Depuis les années 1870 et la première arrivée massive de travailleurs étrangers – des Européens –, la figure de l’immigré reste un repoussoir, notamment dans les périodes de crise où « les identités collectives vacillent ».

On l’appelait « le barbare », « le métèque », « le Rital » ou « le bicot » ; on l’appelle aujourd’hui le sans-papiers, le « fraudeur » de l’asile ou la « racaille » de banlieue. Depuis que la France a ouvert ses portes à l’immigration, à la fin du XIXe siècle, l’« autre », qu’il s’agisse d’un nouveau venu ou d’un descendant de migrants, revêt nombre de visages – mais tous, ou presque, sont négatifs. Les Italiens de 1880, les Polonais de 1930, les Algériens de 1960 ou les Maliens de 2020 sont souvent accusés de constituer une menace pour la cohésion sociale, une concurrence sur le marché du travail, voire un péril pour la patrie.

Depuis les premières grandes vagues d’immigration de la IIIe République, les travailleurs nés au-delà des frontières de l’Hexagone sont, en effet, considérés comme des « trouble-fêtes identitaires et culturels », selon l’expression des chercheuses Hélène Bertheleu et Catherine Wihtol de Wenden. Dans les discours politiques, les ouvrages savants, les articles de presse ou les romans populaires, ces « déracinés », écrit l’historien Gérard Noiriel dans Le Creuset français (Le Seuil, 1988), sont souvent victimes des regards inquiets, moqueurs, condescendants, voire hostiles de ceux qui, du fait de leur naissance, ont « les normes pour eux ».

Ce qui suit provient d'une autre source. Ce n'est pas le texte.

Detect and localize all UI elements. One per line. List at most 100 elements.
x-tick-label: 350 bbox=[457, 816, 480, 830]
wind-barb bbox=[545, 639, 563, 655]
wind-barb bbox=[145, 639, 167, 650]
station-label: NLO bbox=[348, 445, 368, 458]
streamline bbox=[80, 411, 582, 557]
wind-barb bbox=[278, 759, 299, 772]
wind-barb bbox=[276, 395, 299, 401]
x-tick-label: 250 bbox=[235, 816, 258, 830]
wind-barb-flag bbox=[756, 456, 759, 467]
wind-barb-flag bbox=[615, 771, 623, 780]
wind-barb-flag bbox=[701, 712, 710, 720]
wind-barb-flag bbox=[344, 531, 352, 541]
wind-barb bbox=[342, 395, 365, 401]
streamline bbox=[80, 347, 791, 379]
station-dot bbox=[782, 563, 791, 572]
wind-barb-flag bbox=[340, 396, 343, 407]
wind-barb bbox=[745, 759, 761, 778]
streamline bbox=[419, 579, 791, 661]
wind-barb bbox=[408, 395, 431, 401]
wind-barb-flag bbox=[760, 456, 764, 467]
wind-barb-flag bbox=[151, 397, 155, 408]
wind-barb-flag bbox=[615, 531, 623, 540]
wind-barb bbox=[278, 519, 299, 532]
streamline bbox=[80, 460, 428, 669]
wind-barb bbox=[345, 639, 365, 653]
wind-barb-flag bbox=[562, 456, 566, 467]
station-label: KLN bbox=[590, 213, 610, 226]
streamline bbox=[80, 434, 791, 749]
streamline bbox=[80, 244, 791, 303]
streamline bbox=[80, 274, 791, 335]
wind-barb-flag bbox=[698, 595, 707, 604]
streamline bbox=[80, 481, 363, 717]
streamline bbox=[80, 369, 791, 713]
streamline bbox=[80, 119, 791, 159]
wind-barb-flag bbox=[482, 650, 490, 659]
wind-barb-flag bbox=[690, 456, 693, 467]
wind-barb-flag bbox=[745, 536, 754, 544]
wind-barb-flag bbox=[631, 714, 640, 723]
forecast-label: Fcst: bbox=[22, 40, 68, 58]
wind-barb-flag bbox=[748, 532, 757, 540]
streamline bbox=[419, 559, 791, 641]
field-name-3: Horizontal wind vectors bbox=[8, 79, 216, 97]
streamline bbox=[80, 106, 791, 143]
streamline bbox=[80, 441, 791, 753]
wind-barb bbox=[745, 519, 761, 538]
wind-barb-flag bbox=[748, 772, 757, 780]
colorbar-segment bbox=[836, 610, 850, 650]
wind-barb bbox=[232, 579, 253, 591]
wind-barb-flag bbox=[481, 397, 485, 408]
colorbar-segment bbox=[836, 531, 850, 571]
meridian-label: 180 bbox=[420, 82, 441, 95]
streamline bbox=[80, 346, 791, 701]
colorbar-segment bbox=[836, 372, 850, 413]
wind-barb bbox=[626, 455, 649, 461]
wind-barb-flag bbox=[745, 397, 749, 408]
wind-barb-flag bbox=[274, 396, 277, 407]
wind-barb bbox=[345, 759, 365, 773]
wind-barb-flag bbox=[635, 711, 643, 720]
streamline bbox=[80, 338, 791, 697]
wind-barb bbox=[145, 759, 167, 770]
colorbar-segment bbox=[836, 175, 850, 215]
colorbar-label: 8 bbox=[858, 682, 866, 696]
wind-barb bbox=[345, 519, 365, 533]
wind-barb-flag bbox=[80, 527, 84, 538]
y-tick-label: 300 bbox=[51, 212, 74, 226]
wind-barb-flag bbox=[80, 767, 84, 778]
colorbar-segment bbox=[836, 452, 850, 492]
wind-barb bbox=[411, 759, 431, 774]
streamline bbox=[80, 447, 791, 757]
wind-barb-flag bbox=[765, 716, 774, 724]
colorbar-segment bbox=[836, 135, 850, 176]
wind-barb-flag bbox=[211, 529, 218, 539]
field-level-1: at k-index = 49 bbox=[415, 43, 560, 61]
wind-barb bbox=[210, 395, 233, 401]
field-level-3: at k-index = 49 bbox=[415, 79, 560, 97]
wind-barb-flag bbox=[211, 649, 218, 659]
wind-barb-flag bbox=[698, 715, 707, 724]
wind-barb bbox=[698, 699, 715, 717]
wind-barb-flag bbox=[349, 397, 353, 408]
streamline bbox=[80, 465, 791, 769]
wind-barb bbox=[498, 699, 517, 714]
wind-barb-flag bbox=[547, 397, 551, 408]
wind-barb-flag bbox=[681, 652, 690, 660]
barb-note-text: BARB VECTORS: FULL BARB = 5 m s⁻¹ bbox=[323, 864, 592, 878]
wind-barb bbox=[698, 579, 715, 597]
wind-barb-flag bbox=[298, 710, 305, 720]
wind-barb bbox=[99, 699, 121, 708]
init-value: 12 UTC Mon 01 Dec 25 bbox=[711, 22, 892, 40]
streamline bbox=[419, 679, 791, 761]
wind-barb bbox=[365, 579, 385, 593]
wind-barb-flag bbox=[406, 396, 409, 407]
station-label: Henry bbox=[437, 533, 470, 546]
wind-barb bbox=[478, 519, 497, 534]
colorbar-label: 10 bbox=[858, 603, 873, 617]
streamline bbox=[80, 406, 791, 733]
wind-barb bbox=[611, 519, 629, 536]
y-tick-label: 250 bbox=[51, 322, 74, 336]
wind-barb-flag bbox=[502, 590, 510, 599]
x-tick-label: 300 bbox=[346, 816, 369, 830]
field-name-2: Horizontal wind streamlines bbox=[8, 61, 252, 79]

Leurs histoires et leurs nationalités ne comptent guère : les préjugés sur les mineurs belges de la fin du XIXe siècle ressemblent comme deux gouttes d’eau à ceux qui visaient les ouvriers algériens des « trente glorieuses » ou les jeunes de banlieue d’aujourd’hui. « Depuis 1870, on observe une grande permanence des stéréotypes, constate Catherine Wihtol de Wenden, directrice de recherche émérite au CNRS et enseignante au Centre de recherches internationales (CERI) de Sciences Po. On faisait aux Italiens des années 1880 et aux Polonais des années 1930 les mêmes reproches que ceux que l’on adresse aujourd’hui aux Arabes : ils vivent entre eux, ils sont violents, ils ont une pratique religieuse obscurantiste qui menace la laïcité à la française. »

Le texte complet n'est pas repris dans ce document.